As dad asked me to do this, tears welled up into my eyes and I just yelled at him. I said “Dad, you don’t even understand the pressure that I’m under; and the stress that I’m under! I cannot do that for you!” At that point, my body was severely burnt out, but I didn’t even know it. I wasn’t in bed yet. I was still fully functioning, but I didn’t have the capacity to give him two minutes.
What we are seeing at the moment in this environment, and in clinic, is so many people through so many layers. For a lot of them it’s not their fault, but life is stressful. Anxiety and anxious thoughts are high, and that in turn impacts your adrenals. It impacts your minerals. It impacts your vitamins. It impacts your mental health, your focus, your clarity, your emotions, your capacity – all of these things.
People that aren’t sleeping well come into the clinic.
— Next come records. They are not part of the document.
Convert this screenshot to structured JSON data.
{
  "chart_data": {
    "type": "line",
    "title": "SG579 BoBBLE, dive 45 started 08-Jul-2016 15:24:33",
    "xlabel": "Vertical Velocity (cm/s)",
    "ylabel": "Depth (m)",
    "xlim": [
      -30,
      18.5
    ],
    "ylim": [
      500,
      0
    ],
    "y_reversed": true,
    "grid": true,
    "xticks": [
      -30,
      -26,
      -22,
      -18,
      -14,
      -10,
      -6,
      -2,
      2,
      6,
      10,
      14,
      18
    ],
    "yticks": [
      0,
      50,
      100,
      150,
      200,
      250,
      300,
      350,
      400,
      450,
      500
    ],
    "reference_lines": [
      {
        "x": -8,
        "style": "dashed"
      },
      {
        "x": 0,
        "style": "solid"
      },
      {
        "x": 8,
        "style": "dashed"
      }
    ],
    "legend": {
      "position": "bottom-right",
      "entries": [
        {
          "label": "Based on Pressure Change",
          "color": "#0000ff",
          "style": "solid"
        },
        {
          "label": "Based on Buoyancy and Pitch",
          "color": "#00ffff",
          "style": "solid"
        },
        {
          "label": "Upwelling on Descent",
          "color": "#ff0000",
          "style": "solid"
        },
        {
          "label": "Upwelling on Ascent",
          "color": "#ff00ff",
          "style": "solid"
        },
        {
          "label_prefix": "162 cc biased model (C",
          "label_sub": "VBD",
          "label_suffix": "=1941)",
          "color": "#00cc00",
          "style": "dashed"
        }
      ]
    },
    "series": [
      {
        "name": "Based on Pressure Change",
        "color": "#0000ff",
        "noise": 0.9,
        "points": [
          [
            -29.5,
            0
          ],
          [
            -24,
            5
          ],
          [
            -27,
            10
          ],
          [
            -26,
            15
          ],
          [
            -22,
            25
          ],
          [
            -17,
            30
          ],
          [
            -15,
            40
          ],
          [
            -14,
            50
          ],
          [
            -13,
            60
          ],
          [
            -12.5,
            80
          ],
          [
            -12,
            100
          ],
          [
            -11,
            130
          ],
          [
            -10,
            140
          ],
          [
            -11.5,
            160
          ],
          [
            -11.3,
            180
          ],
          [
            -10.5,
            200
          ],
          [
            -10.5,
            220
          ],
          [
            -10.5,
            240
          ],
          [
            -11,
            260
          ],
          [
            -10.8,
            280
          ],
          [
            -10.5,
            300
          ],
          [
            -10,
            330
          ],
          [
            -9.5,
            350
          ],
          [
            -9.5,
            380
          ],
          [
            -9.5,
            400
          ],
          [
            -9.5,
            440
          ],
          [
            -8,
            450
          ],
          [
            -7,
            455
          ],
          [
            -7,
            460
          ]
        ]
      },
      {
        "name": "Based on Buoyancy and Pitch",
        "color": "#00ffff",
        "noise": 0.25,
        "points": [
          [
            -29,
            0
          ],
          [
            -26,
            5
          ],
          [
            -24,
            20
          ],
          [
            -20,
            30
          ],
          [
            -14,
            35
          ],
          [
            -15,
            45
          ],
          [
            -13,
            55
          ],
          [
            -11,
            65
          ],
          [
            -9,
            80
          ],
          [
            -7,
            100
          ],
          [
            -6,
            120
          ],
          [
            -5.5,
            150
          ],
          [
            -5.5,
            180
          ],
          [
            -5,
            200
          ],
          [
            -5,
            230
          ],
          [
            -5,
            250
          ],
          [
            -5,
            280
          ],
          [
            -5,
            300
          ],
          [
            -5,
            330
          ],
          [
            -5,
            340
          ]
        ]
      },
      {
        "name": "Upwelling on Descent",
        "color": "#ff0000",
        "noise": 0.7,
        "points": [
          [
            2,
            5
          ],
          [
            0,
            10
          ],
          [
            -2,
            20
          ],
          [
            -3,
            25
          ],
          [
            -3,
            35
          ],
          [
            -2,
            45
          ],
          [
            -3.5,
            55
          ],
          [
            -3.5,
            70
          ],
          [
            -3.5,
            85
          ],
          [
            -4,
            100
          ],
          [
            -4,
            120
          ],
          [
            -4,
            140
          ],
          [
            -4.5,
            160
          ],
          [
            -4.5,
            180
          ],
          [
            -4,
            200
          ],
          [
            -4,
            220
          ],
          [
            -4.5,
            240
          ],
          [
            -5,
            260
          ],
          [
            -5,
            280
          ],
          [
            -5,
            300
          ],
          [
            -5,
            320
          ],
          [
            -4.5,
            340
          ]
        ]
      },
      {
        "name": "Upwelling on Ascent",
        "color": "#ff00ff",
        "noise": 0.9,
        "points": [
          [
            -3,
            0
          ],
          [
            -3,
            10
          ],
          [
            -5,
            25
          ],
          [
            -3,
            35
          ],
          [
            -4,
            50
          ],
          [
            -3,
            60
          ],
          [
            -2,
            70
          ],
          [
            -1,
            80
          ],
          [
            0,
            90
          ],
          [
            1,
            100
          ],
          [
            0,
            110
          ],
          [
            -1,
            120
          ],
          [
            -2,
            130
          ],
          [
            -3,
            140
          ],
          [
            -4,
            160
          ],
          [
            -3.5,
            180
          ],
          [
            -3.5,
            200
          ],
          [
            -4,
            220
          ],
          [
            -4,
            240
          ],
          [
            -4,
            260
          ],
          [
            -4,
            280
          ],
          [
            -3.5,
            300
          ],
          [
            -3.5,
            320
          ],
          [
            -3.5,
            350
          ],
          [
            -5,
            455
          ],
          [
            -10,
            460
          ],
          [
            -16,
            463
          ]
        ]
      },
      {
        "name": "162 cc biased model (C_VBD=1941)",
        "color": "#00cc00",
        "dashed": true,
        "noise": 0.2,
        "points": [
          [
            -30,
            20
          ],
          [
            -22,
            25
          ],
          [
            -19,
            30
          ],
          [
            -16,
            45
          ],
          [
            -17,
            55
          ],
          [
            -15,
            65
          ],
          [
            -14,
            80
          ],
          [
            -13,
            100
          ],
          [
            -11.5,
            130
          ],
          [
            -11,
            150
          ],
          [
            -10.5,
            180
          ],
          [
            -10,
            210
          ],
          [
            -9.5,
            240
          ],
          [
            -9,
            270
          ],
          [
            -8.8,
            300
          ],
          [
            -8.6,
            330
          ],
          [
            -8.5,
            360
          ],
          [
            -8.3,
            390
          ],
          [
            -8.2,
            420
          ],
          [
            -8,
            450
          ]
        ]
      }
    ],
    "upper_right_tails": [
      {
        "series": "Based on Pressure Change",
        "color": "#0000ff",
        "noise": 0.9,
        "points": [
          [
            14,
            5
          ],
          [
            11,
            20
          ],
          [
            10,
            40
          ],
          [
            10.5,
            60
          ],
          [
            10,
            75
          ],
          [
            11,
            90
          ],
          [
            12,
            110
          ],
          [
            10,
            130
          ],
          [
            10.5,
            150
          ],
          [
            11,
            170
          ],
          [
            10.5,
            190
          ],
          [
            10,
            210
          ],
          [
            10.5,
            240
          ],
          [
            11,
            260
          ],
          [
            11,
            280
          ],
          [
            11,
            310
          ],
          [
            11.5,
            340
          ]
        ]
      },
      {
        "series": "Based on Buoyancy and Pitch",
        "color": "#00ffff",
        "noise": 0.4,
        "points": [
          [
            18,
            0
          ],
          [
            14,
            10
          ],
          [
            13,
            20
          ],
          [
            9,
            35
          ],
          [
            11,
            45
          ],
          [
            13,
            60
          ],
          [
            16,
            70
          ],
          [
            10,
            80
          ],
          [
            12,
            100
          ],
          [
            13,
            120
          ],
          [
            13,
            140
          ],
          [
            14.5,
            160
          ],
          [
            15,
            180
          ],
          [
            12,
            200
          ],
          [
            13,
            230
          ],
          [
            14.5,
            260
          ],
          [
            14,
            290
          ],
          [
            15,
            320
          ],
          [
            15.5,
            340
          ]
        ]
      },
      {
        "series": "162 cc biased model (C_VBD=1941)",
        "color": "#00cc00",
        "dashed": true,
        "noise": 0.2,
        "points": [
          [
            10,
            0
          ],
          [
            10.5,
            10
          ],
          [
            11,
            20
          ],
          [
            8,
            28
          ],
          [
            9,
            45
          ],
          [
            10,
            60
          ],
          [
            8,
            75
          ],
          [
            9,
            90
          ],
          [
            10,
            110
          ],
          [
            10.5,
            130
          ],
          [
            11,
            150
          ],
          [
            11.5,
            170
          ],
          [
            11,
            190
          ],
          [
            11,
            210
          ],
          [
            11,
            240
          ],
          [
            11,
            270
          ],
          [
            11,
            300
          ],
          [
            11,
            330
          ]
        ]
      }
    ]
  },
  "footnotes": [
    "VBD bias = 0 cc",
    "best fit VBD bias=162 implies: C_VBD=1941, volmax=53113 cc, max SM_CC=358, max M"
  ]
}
Detoxification begins with your sleep. So if you are not sleeping properly because your body’s struggling, and you’re feeling fatigue and these anxious thoughts, you are not detoxifying. So that is seven to eight hours where your body isn’t able to get rid of the toxins. So right now, burnout is turning into an epidemic. Right now, this is a conversation that we need to have. People like me, and other practitioners, can’t be ashamed to say that’s what we were diagnosed with. It is a medical condition.
Right now is the time when you’re just feeling a little bit tired to do something about it, to work out “Why?” Because most of us, especially business owners, or government workers, didn’t take a holiday this year. People haven’t had time off. We need holidays to rest and restore and you can tell I’m super passionate about it, because it happened to me, but it can happen to anyone. And we’re seeing this. I’m getting pleas of help in the clinic from people feeling like they’re on the way to burning out, feeling like they can’t cope with all of this anymore.
So for you today, even if it’s just taking five minutes to do something for yourself! Do some square breathing (you know how much I love this). Apply some vagal oil, or just ground yourself and sit in nature. Please do something to reset your adrenals, and to increase your stress beaker so you have more resilience.
It is imperative now more than ever, especially as we approach the lead up to school holidays and Christmas. All these are potentially busy times, where you can pick one thing that you want to do every single day to look at the stress level and the emotional toll on your body. We have the capacity. We have the tools to reverse burnout when we are educated and empowered. So don’t be a statistic. Don’t be one of those numbers going into Christmas absolutely exhausted.
Look after yourself and take your power back. We have the power to look after our own health, our own bodies, our families and friends. And as we do that, we have more capacity, more compassion to love others and have better mental health.